Le Tribunal administratif de Nantes, statuant par ordonnance, rejette la requête de Mme C... comme étant manifestement irrecevable. Le sujet principal concerne un litige relatif à un refus d'aide sociale, mais la requête, qui se borne à solliciter un recours gracieux et des explications sans exposer de moyens ni être dirigée contre une décision identifiable, est irrecevable. La juridiction applique les articles R. 222-1, R. 411-1 et R. 421-1 du code de justice administrative pour constater l'absence de décision attaquée et le défaut d'exposé des moyens dans le délai légal.
Texte intégral
Vu la procédure suivante :
Par une requête et un mémoire, enregistrés le 13 novembre 2025 et le 24 décembre 2025, Mme A... C... veuve B... saisit le tribunal d’un litige relatif à un refus d’aide pour complément de revenu qui lui aurait été opposé par l’union départementale des associations familiales de Loire-Atlantique.
Vu les autres pièces du dossier.
Vu le code de justice administrative.
Considérant ce qui suit :
Aux termes de l’article R. 222-1 du code de justice administrative : « Les présidents de tribunal administratif (…), les premiers vice-présidents des tribunaux (…) et les présidents de formation de jugement des tribunaux (…) peuvent, par ordonnance : (...) / 4° rejeter les requêtes manifestement irrecevables, lorsque la juridiction n'est pas tenue d'inviter leur auteur à les régulariser ou qu'elles n'ont pas été régularisées à l'expiration du délai imparti par une demande en ce sens (…) ».
Aux termes de l’article R. 411-1 du code de justice administrative: « La juridiction est saisie par requête. La requête indique les nom et domicile des parties.

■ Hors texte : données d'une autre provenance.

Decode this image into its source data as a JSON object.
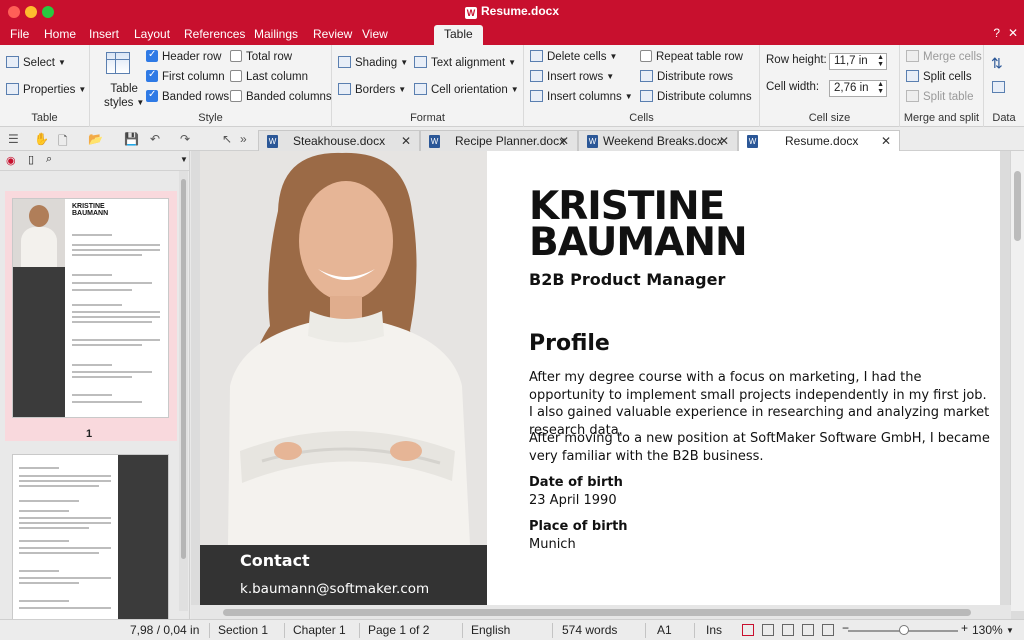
{
  "window": {
    "title": "Resume.docx"
  },
  "menu": {
    "items": [
      "File",
      "Home",
      "Insert",
      "Layout",
      "References",
      "Mailings",
      "Review",
      "View",
      "Table"
    ],
    "help": "?",
    "close": "✕"
  },
  "ribbon": {
    "table": {
      "select": "Select",
      "properties": "Properties",
      "label": "Table"
    },
    "style": {
      "table_styles": [
        "Table",
        "styles"
      ],
      "header_row": "Header row",
      "first_column": "First column",
      "banded_rows": "Banded rows",
      "total_row": "Total row",
      "last_column": "Last column",
      "banded_columns": "Banded columns",
      "label": "Style"
    },
    "format": {
      "shading": "Shading",
      "borders": "Borders",
      "text_alignment": "Text alignment",
      "cell_orientation": "Cell orientation",
      "label": "Format"
    },
    "cells": {
      "delete_cells": "Delete cells",
      "insert_rows": "Insert rows",
      "insert_columns": "Insert columns",
      "repeat_table_row": "Repeat table row",
      "distribute_rows": "Distribute rows",
      "distribute_columns": "Distribute columns",
      "label": "Cells"
    },
    "cell_size": {
      "row_height_label": "Row height:",
      "row_height_value": "11,7 in",
      "cell_width_label": "Cell width:",
      "cell_width_value": "2,76 in",
      "label": "Cell size"
    },
    "merge": {
      "merge_cells": "Merge cells",
      "split_cells": "Split cells",
      "split_table": "Split table",
      "label": "Merge and split"
    },
    "data": {
      "label": "Data"
    }
  },
  "tabs": [
    {
      "label": "Steakhouse.docx"
    },
    {
      "label": "Recipe Planner.docx"
    },
    {
      "label": "Weekend Breaks.docx"
    },
    {
      "label": "Resume.docx"
    }
  ],
  "sidebar": {
    "page1_number": "1",
    "thumb_name": [
      "KRISTINE",
      "BAUMANN"
    ]
  },
  "resume": {
    "name_line1": "KRISTINE",
    "name_line2": "BAUMANN",
    "subtitle": "B2B Product Manager",
    "profile_heading": "Profile",
    "profile_p1": "After my degree course with a focus on marketing, I had the opportunity to implement small projects independently in my first job. I also gained valuable experience in researching and analyzing market research data.",
    "profile_p2": "After moving to a new position at SoftMaker Software GmbH, I became very familiar with the B2B business.",
    "dob_label": "Date of birth",
    "dob_value": "23 April 1990",
    "pob_label": "Place of birth",
    "pob_value": "Munich",
    "contact_heading": "Contact",
    "contact_email": "k.baumann@softmaker.com"
  },
  "status": {
    "position": "7,98 / 0,04 in",
    "section": "Section 1",
    "chapter": "Chapter 1",
    "page": "Page 1 of 2",
    "language": "English",
    "words": "574 words",
    "cell": "A1",
    "mode": "Ins",
    "zoom": "130%",
    "zoom_minus": "−",
    "zoom_plus": "+"
  },
  "colors": {
    "brand": "#c8102e",
    "accent": "#2f7ae5",
    "contact_bg": "#333333"
  }
}
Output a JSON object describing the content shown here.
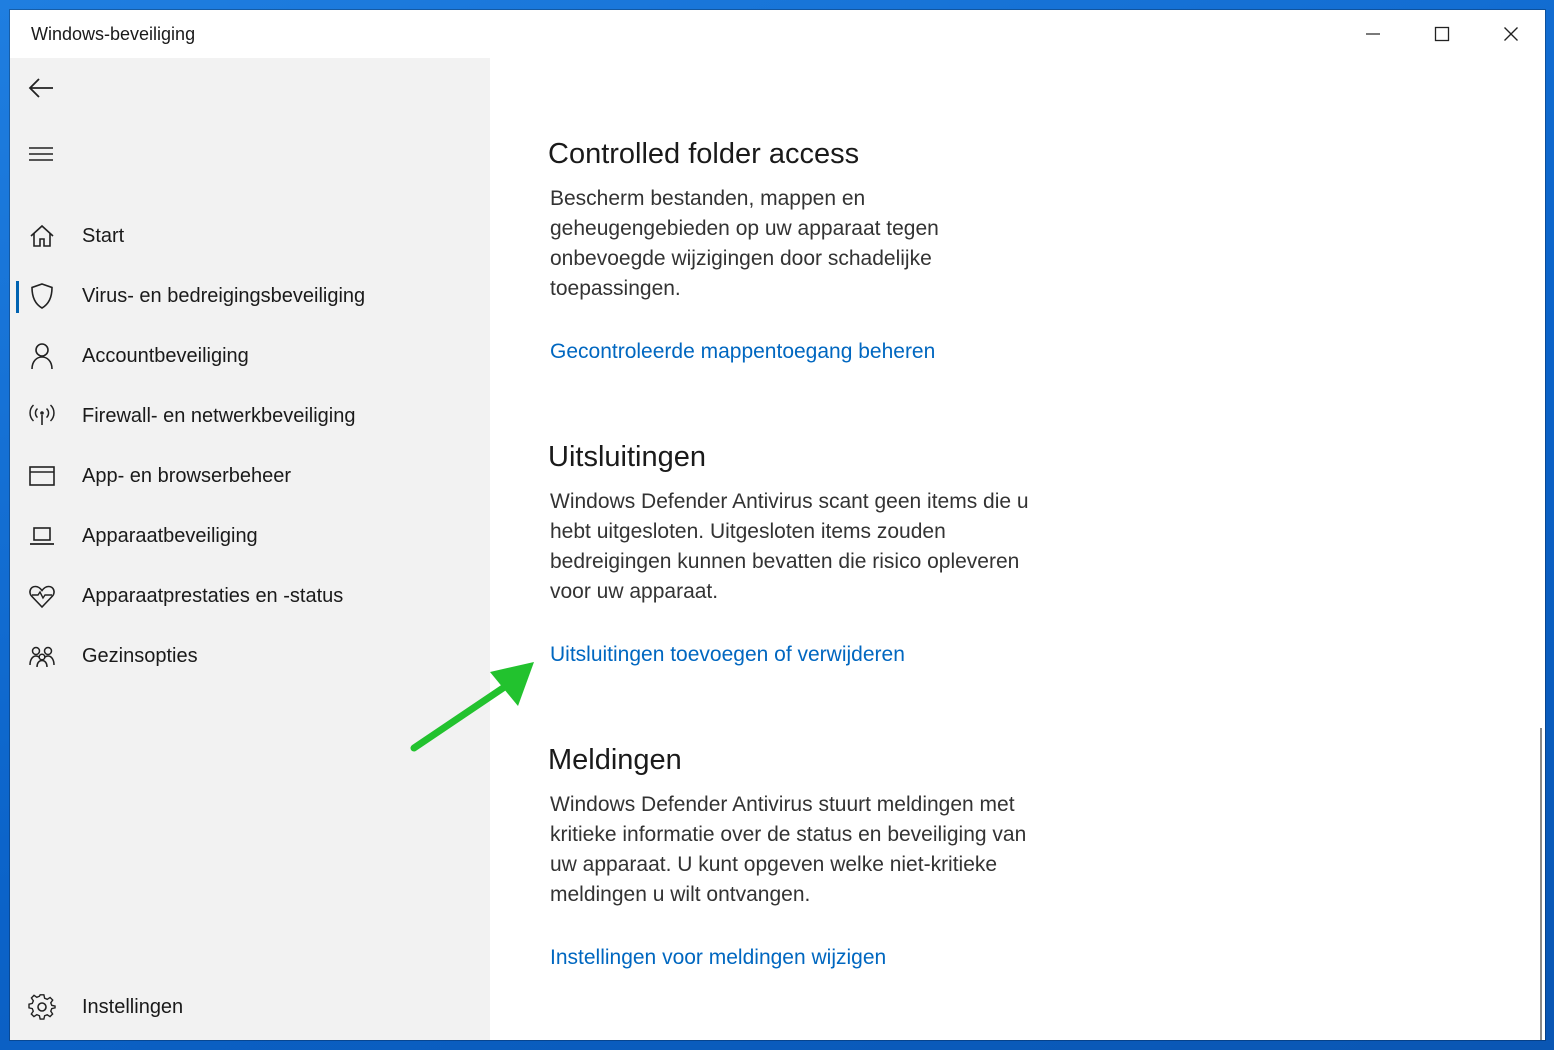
{
  "window": {
    "title": "Windows-beveiliging",
    "controls": {
      "minimize": "minimize-icon",
      "maximize": "maximize-icon",
      "close": "close-icon"
    }
  },
  "sidebar": {
    "back_icon": "back-arrow-icon",
    "menu_icon": "hamburger-menu-icon",
    "items": [
      {
        "label": "Start",
        "icon": "home-icon",
        "selected": false
      },
      {
        "label": "Virus- en bedreigingsbeveiliging",
        "icon": "shield-icon",
        "selected": true
      },
      {
        "label": "Accountbeveiliging",
        "icon": "person-icon",
        "selected": false
      },
      {
        "label": "Firewall- en netwerkbeveiliging",
        "icon": "wireless-antenna-icon",
        "selected": false
      },
      {
        "label": "App- en browserbeheer",
        "icon": "browser-window-icon",
        "selected": false
      },
      {
        "label": "Apparaatbeveiliging",
        "icon": "laptop-icon",
        "selected": false
      },
      {
        "label": "Apparaatprestaties en -status",
        "icon": "heart-pulse-icon",
        "selected": false
      },
      {
        "label": "Gezinsopties",
        "icon": "family-icon",
        "selected": false
      }
    ],
    "settings": {
      "label": "Instellingen",
      "icon": "gear-icon"
    }
  },
  "main": {
    "sections": [
      {
        "title": "Controlled folder access",
        "description": "Bescherm bestanden, mappen en geheugengebieden op uw apparaat tegen onbevoegde wijzigingen door schadelijke toepassingen.",
        "link": "Gecontroleerde mappentoegang beheren"
      },
      {
        "title": "Uitsluitingen",
        "description": "Windows Defender Antivirus scant geen items die u hebt uitgesloten. Uitgesloten items zouden bedreigingen kunnen bevatten die risico opleveren voor uw apparaat.",
        "link": "Uitsluitingen toevoegen of verwijderen"
      },
      {
        "title": "Meldingen",
        "description": "Windows Defender Antivirus stuurt meldingen met kritieke informatie over de status en beveiliging van uw apparaat. U kunt opgeven welke niet-kritieke meldingen u wilt ontvangen.",
        "link": "Instellingen voor meldingen wijzigen"
      }
    ],
    "annotation_arrow_color": "#22c22e"
  },
  "colors": {
    "accent": "#0063b1",
    "link": "#0067c0",
    "sidebar_bg": "#f2f2f2",
    "desktop": "#0b63c9"
  }
}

Elle contient l’exposé des faits et moyens, ainsi que l’énoncé des conclusions soumises au juge. / L’auteur d’une requête ne contenant l’exposé d’aucun moyen ne peut la régulariser par le dépôt d’un mémoire exposant un ou plusieurs moyens que jusqu’à l’expiration du délai de recours. ». Aux termes de l’article R. 421-1 du même code: « La juridiction ne peut être saisie que par voie de recours formé contre une décision, et ce, dans les deux mois à partir de la notification ou de la publication de la décision attaquée (...) ».
Dans sa requête, Mme C... veuve B... se borne à solliciter un recours gracieux et « des explications » sans pour autant exposer le litige qu’elle soumet au tribunal. Ainsi, la requête de Mme C... veuve B..., laquelle n’est dirigée contre aucune décision administrative expresse ou implicite clairement identifiable, doit être rejetée en application du 4° de l’article R. 222-1 du code de justice administrative.
O R D O N N E :
Article 1er : La requête de Mme C... Veuve B... est rejetée.
Article 2 : La présente ordonnance sera notifiée à Mme A... C... veuve B....
Fait à Nantes, le 3 mars 2026.
La présidente,
M.-P. Allio-Rousseau
La République mande et ordonne au préfet de la Loire-Atlantique en ce qui le concerne ou à tous commissaires de justice à ce requis en ce qui concerne les voies de droit commun contre les parties privées, de pourvoir à l’exécution de la présente décision.